Seeking Refuge
Page 12
“This is confusing,” he finally said. “A lot to take in.”
Josie sat with her hands clutched in her lap. “I have caused a lot of people so much heartache,” she said. “I acted out because I was angry that Josiah had left me in that house. But I had no idea what that had cost him. He went to Ohio, seeking help from my mamm’s family. At first, they believed he had just run away and wanted to be free. But Josiah stayed Amish. Barely had a rumspringa. But they treated him, and later me, very badly. After the barn fire, he came back and took me with him, and for a while life was better. But they blamed us for not telling them about how cruel our daed had become.”
Tobias tried to imagine what she’d been through. “So your daed was mean?”
“Ja,” she said. Then she sat silent for a moment. “He would pick fights about anything. Our mamm shielded us from his wrath, but...he took it out on her. So many times.” She looked up and to the east, where her old home was located. “I used to show up at the Bawells’, making excuses. We needed sugar or flour or I fell and scratched my knee and I didn’t want to wake my mom.”
Tobias couldn’t imagine a little girl living like that. “You were brave, Josie. You’ve always been brave.”
She turned and stared over at him, her eyes brimming with pain and dark memories. “I am not so brave, Tobias. It is my fault that my parents died.”
Tobias didn’t think this day could get any worse. “What do you mean?”
She kept her gaze on him. “They were fighting out in the barn. My mamm went out there to tell him supper was ready. He wanted supper on the table at a certain time. I don’t know what happened, but he became angry and started shouting at her.” Josie took a long breath and clutched her hands tighter together. “I grabbed a lamp since it was getting dark and ran out to the barn, but when I saw him grabbing her, I tripped and dropped the lamp. The hay caught on fire and then my mother screamed for me to run.

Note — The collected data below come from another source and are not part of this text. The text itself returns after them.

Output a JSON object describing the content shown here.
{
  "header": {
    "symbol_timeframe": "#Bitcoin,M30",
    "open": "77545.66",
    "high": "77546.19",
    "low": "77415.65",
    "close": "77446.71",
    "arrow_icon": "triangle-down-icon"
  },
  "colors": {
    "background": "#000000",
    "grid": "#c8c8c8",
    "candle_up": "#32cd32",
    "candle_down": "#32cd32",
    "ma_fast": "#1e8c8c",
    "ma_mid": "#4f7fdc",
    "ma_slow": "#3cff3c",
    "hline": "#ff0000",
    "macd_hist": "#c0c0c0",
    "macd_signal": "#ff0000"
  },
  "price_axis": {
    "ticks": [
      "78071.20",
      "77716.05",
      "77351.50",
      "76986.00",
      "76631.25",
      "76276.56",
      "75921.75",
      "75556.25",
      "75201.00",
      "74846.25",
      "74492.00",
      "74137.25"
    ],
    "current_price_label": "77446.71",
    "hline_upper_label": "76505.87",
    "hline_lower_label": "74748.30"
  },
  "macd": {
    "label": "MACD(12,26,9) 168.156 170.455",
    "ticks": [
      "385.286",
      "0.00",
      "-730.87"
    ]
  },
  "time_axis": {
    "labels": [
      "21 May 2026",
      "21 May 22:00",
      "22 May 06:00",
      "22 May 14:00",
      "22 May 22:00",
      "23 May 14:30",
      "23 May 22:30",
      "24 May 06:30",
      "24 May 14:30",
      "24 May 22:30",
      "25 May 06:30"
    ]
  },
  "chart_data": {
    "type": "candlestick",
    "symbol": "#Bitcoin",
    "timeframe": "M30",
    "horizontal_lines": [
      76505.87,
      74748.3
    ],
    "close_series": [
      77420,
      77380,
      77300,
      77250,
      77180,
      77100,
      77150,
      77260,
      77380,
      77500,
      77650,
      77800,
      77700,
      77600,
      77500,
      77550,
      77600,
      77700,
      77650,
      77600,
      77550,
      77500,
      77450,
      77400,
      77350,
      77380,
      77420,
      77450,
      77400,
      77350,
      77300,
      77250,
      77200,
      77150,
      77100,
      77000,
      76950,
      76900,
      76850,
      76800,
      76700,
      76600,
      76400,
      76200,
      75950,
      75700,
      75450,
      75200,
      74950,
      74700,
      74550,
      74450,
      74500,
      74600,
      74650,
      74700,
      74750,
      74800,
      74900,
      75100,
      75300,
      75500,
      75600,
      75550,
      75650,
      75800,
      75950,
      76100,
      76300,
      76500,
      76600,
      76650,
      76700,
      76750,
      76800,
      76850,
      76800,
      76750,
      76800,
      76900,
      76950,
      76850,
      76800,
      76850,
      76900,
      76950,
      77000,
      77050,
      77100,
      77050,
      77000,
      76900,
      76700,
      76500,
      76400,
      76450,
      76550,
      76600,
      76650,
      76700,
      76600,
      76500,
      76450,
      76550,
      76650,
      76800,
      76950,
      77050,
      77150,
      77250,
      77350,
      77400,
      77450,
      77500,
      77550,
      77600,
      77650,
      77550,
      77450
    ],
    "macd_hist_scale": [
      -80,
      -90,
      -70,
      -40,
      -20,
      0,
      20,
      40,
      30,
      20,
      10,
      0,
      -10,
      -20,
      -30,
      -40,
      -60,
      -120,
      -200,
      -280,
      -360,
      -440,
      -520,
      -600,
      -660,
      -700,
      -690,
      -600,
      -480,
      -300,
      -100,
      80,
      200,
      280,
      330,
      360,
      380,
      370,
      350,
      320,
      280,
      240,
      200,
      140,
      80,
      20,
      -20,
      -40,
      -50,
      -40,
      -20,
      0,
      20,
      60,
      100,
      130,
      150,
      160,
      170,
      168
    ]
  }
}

I stood and called for her. ‘Mamm, Mamm!’”
Tobias took her hand. “Josie, you don’t need to tell me.”
“No, I do. I have to. No more secrets, Tobias. No more.”
He held her hand, his eyes following the panic rising up in her like a dark cloud. “Josie—tell me, then.”
“I called for her and she tried to run to me, but he held her there. He held her with fire all around them. I ran for help, but when I got back it was too late. Too late to save either of them.”
Tobias pulled her close. “You never told me. I am so sorry.”
“It is hard to see it all again. But in my mind, late at night, I see it and then I dream that horrible dream of hearing my own screams, of watching that fire surround my mother.” She sobbed against his shirt. “I ran to the Bawell house, and Mr. Bawell and his son went over to help. But it was too late. I stayed there until Josiah could come and get me.”
Tobias held her, his heart beating along with hers. “You have suffered enough, Josie. Enough.”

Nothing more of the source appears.